Grandeza tem a ver com qualidade, intensidade. Dedicação. Grandiosidade.

Hoje, 1º de julho de 2020, completam-se 100 anos de nascimento do poeta, declamador, jornalista e radialista Rogaciano Bezerra Leite.

Do município de São José do Egito, mais exatamente no Sitio Cacimba Nova, Povoado Umburanas, hoje território de Itapetim, em Pernambuco, onde nasceu em um dia hoje, em 1920, numa quinta-feira, até o Rio de Janeiro (RJ), em uma terça-feira, 7 de outubro de 1969, quando o coração do homem não aguentou a intensidade do artista, Rogaciano Leite caminhou caminhos nunca dantes caminhados pela maioria de seus conterrâneos nordestinos. Nesse itinerário de vida e ofício, Rogaciano, jornalista, escreveu reportagens premiadas; poeta, escreveu versos declamados; compositor, escreveu canções gravadas; declamador, recitou e interpretou poemas aplaudidos.

Os caminhos que Rogaciano caminhou levaram-no, no Brasil, de Norte a Sul do País, sendo destacado e distinguido tanto em Manaus, capital do Amazonas, referência da maior floresta tropical do mundo, quanto em Santos, em São Paulo, referência do maior porto da América Latina.

Os caminhos que Rogaciano caminhou, os ares por onde voou e os mares que atravessou levaram-no a países da Europa (Portugal, França e Espanha), de onde tirou fotos, informações e inspiração para escrever reportagens e outros textos.

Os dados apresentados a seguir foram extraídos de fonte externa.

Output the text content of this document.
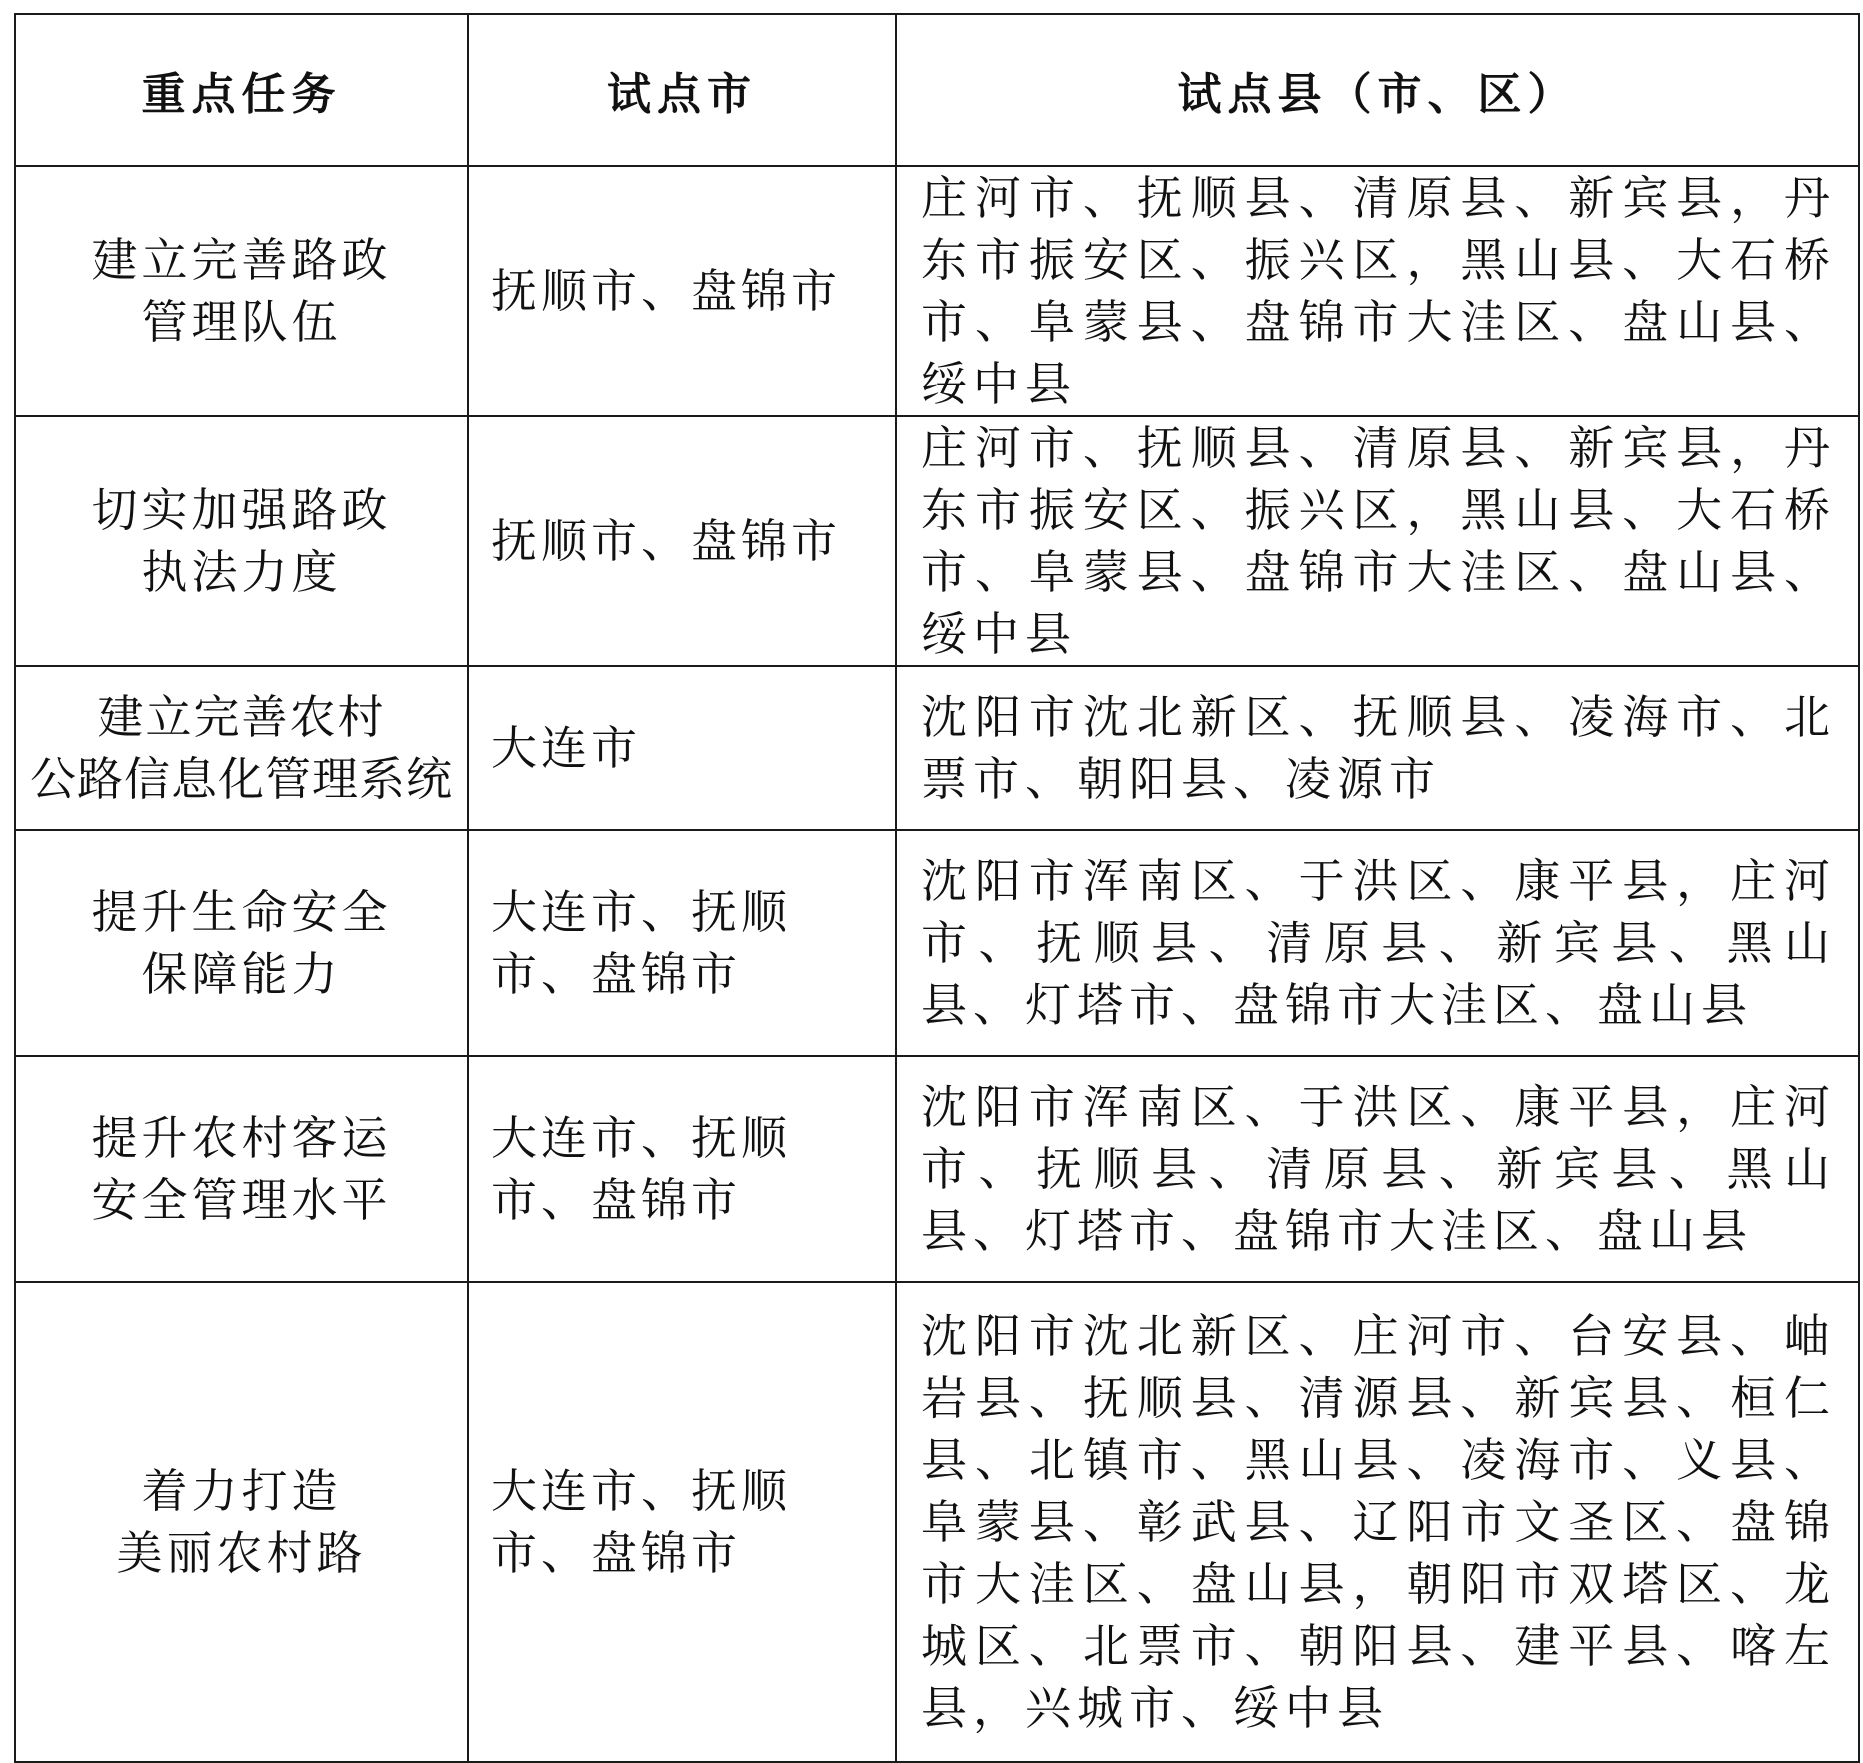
重点任务	试点市	试点县（市、区）

建立完善路政
管理队伍	抚顺市、盘锦市	庄河市、抚顺县、清原县、新宾县，丹东市振安区、振兴区，黑山县、大石桥市、阜蒙县、盘锦市大洼区、盘山县、绥中县

切实加强路政
执法力度	抚顺市、盘锦市	庄河市、抚顺县、清原县、新宾县，丹东市振安区、振兴区，黑山县、大石桥市、阜蒙县、盘锦市大洼区、盘山县、绥中县

建立完善农村
公路信息化管理系统	大连市	沈阳市沈北新区、抚顺县、凌海市、北票市、朝阳县、凌源市

提升生命安全
保障能力	大连市、抚顺市、盘锦市	沈阳市浑南区、于洪区、康平县，庄河市、抚顺县、清原县、新宾县、黑山县、灯塔市、盘锦市大洼区、盘山县

提升农村客运
安全管理水平	大连市、抚顺市、盘锦市	沈阳市浑南区、于洪区、康平县，庄河市、抚顺县、清原县、新宾县、黑山县、灯塔市、盘锦市大洼区、盘山县

着力打造
美丽农村路	大连市、抚顺市、盘锦市	沈阳市沈北新区、庄河市、台安县、岫岩县、抚顺县、清源县、新宾县、桓仁县、北镇市、黑山县、凌海市、义县、阜蒙县、彰武县、辽阳市文圣区、盘锦市大洼区、盘山县，朝阳市双塔区、龙城区、北票市、朝阳县、建平县、喀左县，兴城市、绥中县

O filho dos agricultores Manoel Francisco Bezerra e Dª Maria Rita Serqueira Leite, o marido da aracatiense Maria José Ramos Cavalcante, o pai de Rogaciano Leite Filho, Anita Garibaldi, Roberto Lincoln, Helena Roraima, Rosana Cristina e Ricardo Wagner, era um peripatético, andarilho, “globe-trotter”, em igual tempo sertanejo e cosmopolita, andando e ensinando, escrevendo e emocionando. Um homem homenageado. Conhecido e reconhecido.

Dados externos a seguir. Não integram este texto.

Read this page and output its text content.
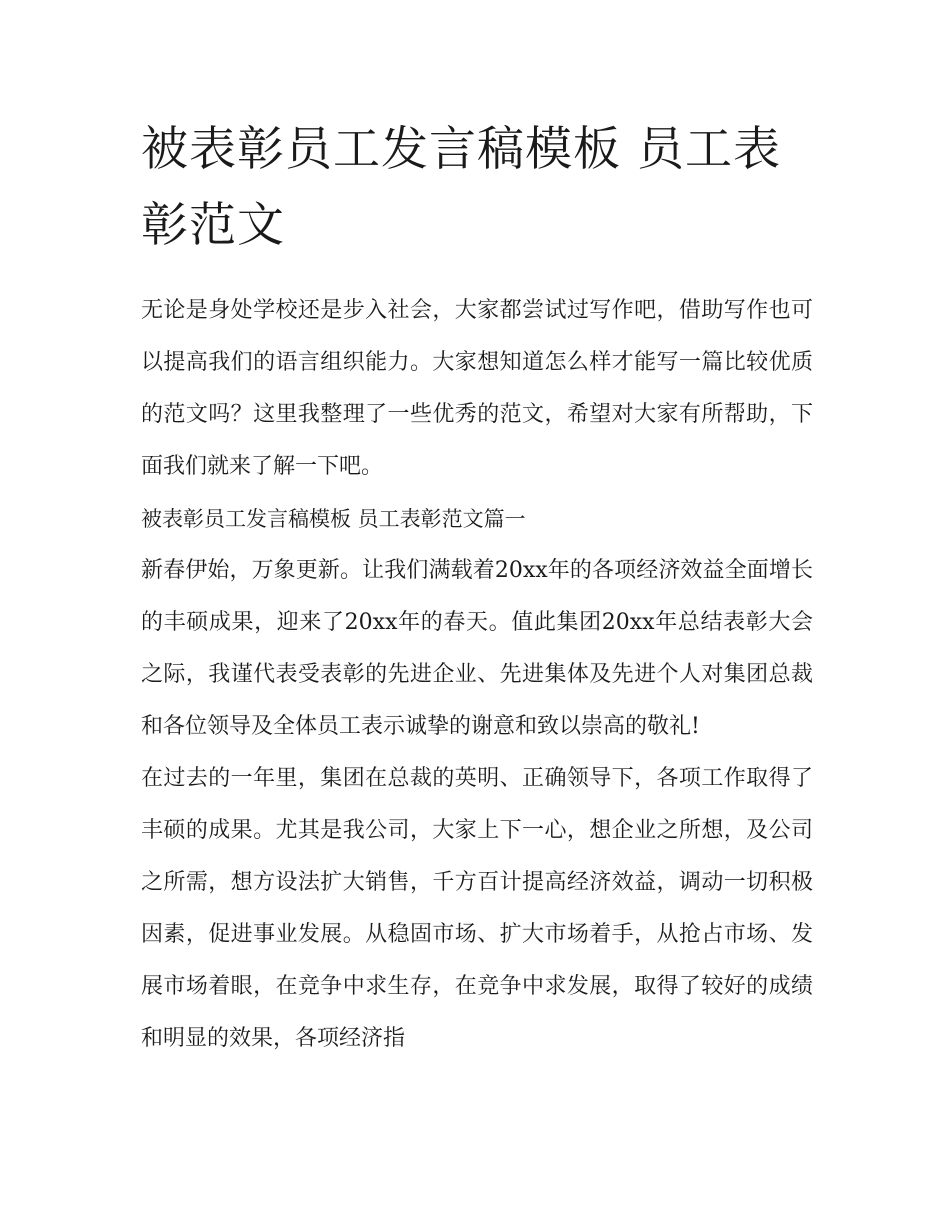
被表彰员工发言稿模板 员工表彰范文

无论是身处学校还是步入社会，大家都尝试过写作吧，借助写作也可以提高我们的语言组织能力。大家想知道怎么样才能写一篇比较优质的范文吗？这里我整理了一些优秀的范文，希望对大家有所帮助，下面我们就来了解一下吧。

被表彰员工发言稿模板 员工表彰范文篇一

新春伊始，万象更新。让我们满载着20xx年的各项经济效益全面增长的丰硕成果，迎来了20xx年的春天。值此集团20xx年总结表彰大会之际，我谨代表受表彰的先进企业、先进集体及先进个人对集团总裁和各位领导及全体员工表示诚挚的谢意和致以崇高的敬礼!

在过去的一年里，集团在总裁的英明、正确领导下，各项工作取得了丰硕的成果。尤其是我公司，大家上下一心，想企业之所想，及公司之所需，想方设法扩大销售，千方百计提高经济效益，调动一切积极因素，促进事业发展。从稳固市场、扩大市场着手，从抢占市场、发展市场着眼，在竞争中求生存，在竞争中求发展，取得了较好的成绩和明显的效果，各项经济指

Talento tão singular quanto plural – a ponto de ser Rogaciano um incomum caso de estudante a ingressar em uma Faculdade (de Filosofia do Ceará, em Fortaleza) para um curso superior (Letras Clássicas) apresentando uma obra sua (“Acorda, Castro Alves!”) e fazendo a prova vestibular de Latim em versos... mas versos alexandrinos, de 12 sílabas e outros que tais, e ainda evocando Cícero e Ovídio, consagrados escritores e poetas clássicos romanos dos séculos I e II antes de Cristo. Mereceu nota dez. Além disso, com sua atividade de jornalista e poeta o levando para muito além da capital cearense, onde estava a Faculdade, Rogaciano foi liberado da presença nas aulas e só comparecia nos dias de prova. Formou-se – tendo sido “o primeiro Cantador a alcançar um grau tão elevado”, como atestam os igualmente cantadores Francisco Linhares e Otacílio Batista, em sua “Antologia Ilustrada dos Cantadores”, obra publicada em 1976, com segunda edição em 1982.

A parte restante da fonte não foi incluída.